Any takers? I wonder.

The only completely stationary object in the room was an enormous couch on which two young women were buoyed up as though upon an anchored balloon. They were both in white, and their dresses were rippling and fluttering as if they had just been blown back in after a short flight around the house. I must have stood for a few moments listening to the whip and snap of the curtains and the groan of a picture on the wall. Then there was a boom as Tom Buchanan shut the rear windows and the caught wind died out about the room, and the curtains and the rugs and the two young women ballooned slowly to the floor.

I adore beyond measure this complete passage, but and the caught wind died out about the room, and the curtains and the rugs and the two young women ballooned slowly to the floor takes my breath away like nothing else in literature. I also think this passage is a good indication of the story that follows.

I have read F. Scott Fitzgerald's The Great Gatsby ridiculous000000 (<---that's my way of writing out the number for infinity) times. I hold the novel up as a template for all novels.

The passage I picked? Because it gives me delight...it is filled with frenetic movement with a soft landing at the end. It is my temperament, my moods, my prison...all caught up into one little passage. The passage tells me that there will be chaos in the story to follow...but a beautiful chaos. It will be a chaos that I will not get lost in, not completely. It will be a welcome chaos...one I can snuggle up to without fear of losing myself.

This makes me know, most importantly, the narrator. I know almost nothing about Nick at this point, but the way he draws this scene as he walks into the decadent Buchanan house and sees the ladies idling...it makes me want to cry. I immediately knows he is passionate about all things. I know that he will be flowery, curt, unstable and a bastion of stability. I know that he will be a filter for a glorious chaos...and I sense, already, that he will not stick to it. He is apart and enveloped, all at once.

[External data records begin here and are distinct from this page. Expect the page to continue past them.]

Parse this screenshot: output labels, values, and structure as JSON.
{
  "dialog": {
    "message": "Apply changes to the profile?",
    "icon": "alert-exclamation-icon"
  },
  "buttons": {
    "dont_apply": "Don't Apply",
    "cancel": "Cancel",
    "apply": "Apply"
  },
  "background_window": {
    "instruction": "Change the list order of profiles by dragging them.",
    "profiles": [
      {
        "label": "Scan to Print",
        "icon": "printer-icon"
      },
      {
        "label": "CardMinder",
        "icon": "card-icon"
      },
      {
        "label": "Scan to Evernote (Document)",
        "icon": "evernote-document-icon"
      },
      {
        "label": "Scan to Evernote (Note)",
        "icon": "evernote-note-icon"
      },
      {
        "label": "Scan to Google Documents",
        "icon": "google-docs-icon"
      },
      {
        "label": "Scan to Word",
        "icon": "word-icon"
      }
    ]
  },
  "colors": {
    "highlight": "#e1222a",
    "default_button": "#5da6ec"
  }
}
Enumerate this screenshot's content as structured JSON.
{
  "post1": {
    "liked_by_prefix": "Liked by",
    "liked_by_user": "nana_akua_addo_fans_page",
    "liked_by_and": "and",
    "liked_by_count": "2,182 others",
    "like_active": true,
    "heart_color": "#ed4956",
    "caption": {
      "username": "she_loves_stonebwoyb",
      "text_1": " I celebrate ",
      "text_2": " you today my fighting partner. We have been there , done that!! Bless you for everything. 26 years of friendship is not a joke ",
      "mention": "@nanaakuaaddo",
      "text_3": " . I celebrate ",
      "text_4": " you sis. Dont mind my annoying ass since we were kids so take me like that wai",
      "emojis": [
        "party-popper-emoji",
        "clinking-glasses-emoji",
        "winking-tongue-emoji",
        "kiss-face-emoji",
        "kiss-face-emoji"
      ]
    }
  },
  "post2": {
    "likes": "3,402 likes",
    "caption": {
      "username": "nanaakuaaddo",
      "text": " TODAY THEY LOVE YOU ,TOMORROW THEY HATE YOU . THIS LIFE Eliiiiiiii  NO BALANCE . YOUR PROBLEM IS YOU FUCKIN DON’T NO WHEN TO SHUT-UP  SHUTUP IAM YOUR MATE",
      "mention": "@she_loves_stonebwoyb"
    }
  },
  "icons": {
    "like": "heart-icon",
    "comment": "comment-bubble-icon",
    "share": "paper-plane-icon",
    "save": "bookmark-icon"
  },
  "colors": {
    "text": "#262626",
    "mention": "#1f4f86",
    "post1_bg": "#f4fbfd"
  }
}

Nothing about the novel that follows this particular passage has ever let me down, no matter how many times I read and reread it. It is, for me, the apex of story. For me, I'm not completely convinced those curtains still aren't blustering about that room once I read the last sentence. "So we beat on, boats against the current, borne back ceaselessly into the past." Yes we do!!!!!!!!!!!!!!!!!!!!!!!! And so do those gloriously vain young women. All the chaos happens just as the blustery room promised. And yet, the women land...they balloon slowly to the floor, untouched, unmarred...and yet, just a little sadder.

This is the novel experience I want to capture.